Still, I am more ambivalent about the national legalization craze than many of my peers, even though I've supported federal decriminalization (of marijuana, not narcotics such as heroin or cocaine) for more than a decade. I don't think smoking pot -- especially to excess -- is a particularly laudable habit for adults, and it's a very bad one for minors. There will be real social costs to legalization. But there are also real social costs to prohibition. Responsible advocates on both sides have recognized this for a long time.
Whenever policymakers in Washington are faced with a complicated issue with good arguments on both sides, the inclination should be to do nothing. That is different than saying nothing should be done. The best way to square the circle is to send the question back to the states to simmer for a while -- or forever. And on this, the New York Times' tardy position, and emphasis, on empowering states is absolutely right.
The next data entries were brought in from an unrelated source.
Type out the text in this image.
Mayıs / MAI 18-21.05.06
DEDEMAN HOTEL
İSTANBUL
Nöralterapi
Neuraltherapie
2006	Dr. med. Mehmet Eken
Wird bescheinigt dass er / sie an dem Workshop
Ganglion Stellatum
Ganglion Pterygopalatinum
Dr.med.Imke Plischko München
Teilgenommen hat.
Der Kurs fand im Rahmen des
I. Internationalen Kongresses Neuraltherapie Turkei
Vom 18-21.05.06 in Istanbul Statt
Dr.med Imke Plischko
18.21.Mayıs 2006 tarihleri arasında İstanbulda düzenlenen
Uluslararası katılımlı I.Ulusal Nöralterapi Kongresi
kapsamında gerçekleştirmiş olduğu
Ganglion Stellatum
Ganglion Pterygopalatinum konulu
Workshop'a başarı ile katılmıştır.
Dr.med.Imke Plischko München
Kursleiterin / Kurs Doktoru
"The federal government should repeal the ban on marijuana," proclaimed the opening salvo of a six-part editorial barrage. "There are no perfect answers to people's legitimate concerns about marijuana use. But neither are there such answers about tobacco or alcohol, and we believe that on every level -- health effects, the impact on society and law-and-order issues -- the balance falls squarely on the side of national legalization. That will put decisions on whether to allow recreational or medicinal production and use where it belongs -- at the state level."
The Times' stand is also hypocritical (and not because it still requires its employees to be tested for pot use). In one of the companion editorials, "Let States Decide on Marijuana," written by David Firestone, the Times argues that "consuming marijuana is not a fundamental right that should be imposed on the states by the federal government, in the manner of abortion rights, health insurance, or the freedom to marry a partner of either sex."
There's a whole lot of question-begging there. But let's just stipulate for the sake of argument that all of these things are unquestionably "fundamental rights that should be imposed on the states by the federal government." What about cigarettes? Or the use of highway funds to force a drinking age of 21 (and, for a time, a 55-mph speed limit)? When then-Attorney General Edwin Meese complained about federal bullying on such things, the Times screeched in 1986 that such a "horse-and-buggy view of the national union" would make it hard for people to "ever to take him seriously." Perhaps an apology is overdue?
I'm delighted the Times is capable of realizing the error of its ways; I just hope it doesn't stop with pot.